O prazo de carência é o prazo que o Incorporador tem para desistir da Incorporação de um Edifício. Saiba mais.



A Lei n°4.591/64 instituiu em seu Artigo 34 um instrumento que garante ao Incorporador desistir do empreendimento e deu o nome de prazo de carência. Diz a Lei: “Art. 34 – O incorporador poderá fixar, para efetivação da incorporação, prazo de carência, dentro do qual lhe é lícito desistir do empreendimento.”


Portanto, se o Incorporador assim desejar ele pode estipular um prazo para que, se ele verificar que o negócio não será viável ele tenha possibilidade de desistência e de devolver o que foi pago pelos adquirentes das unidades.

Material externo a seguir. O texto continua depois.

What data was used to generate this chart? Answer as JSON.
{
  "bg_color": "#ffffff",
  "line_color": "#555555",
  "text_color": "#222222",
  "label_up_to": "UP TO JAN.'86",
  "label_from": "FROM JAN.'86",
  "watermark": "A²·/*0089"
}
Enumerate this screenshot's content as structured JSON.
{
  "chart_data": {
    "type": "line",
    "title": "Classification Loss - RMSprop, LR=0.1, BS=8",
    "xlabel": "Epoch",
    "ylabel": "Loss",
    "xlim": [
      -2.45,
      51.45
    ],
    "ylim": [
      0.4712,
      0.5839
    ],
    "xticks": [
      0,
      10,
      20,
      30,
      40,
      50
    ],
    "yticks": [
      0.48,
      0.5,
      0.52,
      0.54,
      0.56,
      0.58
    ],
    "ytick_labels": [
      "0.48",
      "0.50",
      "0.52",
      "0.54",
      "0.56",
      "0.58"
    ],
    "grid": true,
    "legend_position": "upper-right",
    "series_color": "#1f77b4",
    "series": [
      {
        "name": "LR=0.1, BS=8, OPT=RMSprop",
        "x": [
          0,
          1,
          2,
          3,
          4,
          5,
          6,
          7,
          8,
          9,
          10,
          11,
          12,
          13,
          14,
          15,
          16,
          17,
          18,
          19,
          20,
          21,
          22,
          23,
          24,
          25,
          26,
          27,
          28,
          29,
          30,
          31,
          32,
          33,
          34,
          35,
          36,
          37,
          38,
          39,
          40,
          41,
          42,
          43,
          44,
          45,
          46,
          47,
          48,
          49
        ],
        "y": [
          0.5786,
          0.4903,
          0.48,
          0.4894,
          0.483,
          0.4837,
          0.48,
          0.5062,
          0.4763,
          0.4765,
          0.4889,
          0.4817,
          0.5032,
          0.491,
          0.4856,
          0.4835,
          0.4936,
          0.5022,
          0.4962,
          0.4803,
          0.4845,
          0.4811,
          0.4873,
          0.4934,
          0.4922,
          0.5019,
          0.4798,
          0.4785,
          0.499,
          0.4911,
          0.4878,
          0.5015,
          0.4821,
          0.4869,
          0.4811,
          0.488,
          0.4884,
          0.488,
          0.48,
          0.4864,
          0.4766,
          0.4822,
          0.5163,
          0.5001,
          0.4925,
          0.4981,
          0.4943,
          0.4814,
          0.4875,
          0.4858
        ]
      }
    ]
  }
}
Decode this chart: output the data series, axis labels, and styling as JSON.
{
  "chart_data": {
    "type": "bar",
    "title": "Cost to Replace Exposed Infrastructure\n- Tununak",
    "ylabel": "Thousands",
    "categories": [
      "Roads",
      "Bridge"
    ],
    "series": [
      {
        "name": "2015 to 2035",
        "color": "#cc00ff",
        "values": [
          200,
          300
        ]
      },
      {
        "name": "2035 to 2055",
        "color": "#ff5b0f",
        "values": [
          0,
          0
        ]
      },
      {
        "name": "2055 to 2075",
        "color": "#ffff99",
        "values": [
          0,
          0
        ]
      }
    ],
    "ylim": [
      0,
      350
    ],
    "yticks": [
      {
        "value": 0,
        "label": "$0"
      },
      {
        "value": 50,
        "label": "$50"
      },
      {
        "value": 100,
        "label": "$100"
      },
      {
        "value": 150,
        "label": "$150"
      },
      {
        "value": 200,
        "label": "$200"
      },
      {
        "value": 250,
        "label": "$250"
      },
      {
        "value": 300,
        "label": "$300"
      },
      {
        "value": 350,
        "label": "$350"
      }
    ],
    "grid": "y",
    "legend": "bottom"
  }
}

Mas, qual o prazo máximo que o Incorporador pode estabelecer como carência? A legislação fala que esse prazo não pode ultrapassar o termo final do prazo de validade do registro ou, se for o caso, da sua revalidação. O registro da Incorporação Imobiliária no Cartório tem validade de 180 dias o que faz deste prazo, portanto, o máximo possível para estipular na carência.


Por outro lado, é comum verificar que os Incorporadores estipulam prazos muito menores ou, algumas vezes, até renunciam ao seu direito de estabelecer um prazo de carência. Isso ocorre por uma questão meramente comercial. Vejamos o porquê.


Como o prazo de carência deve ser informado pelo Incorporador no momento do registro da Incorporação no Cartório de Registro de Imóveis, a essa altura ele já fez os estudos necessários para saber se o empreendimento é viável ou não. Portanto, o Incorporador informa um prazo pequeno, em torno de 30 a 60 dias, ou até renuncia ao prazo de carência, pois já sabe que o empreendimento é viável e não será necessário usar essa ferramenta prevista em Lei.


Assim, após o registro da Incorporação, ao anunciar o empreendimento, o Incorporador lança mão dessa informação, que tem um prazo de carência pequeno ou inexistente, para fomentar as vendas, indicando aos possíveis compradores que o negócio é garantido.


Por fim, vale lembrar que, em caso de desistência da Incorporação, o Incorporador precisa fazê-lo por escrito e registrar em Cartório, além de comunicar aos adquirentes, se houver. Tudo isso, dentro do prazo de carência por ele estabelecido e que é improrrogável. A Lei ainda determina prazo para restituição dos valores aos compradores, bem como juros e multa em caso de não cumprimento desse prazo.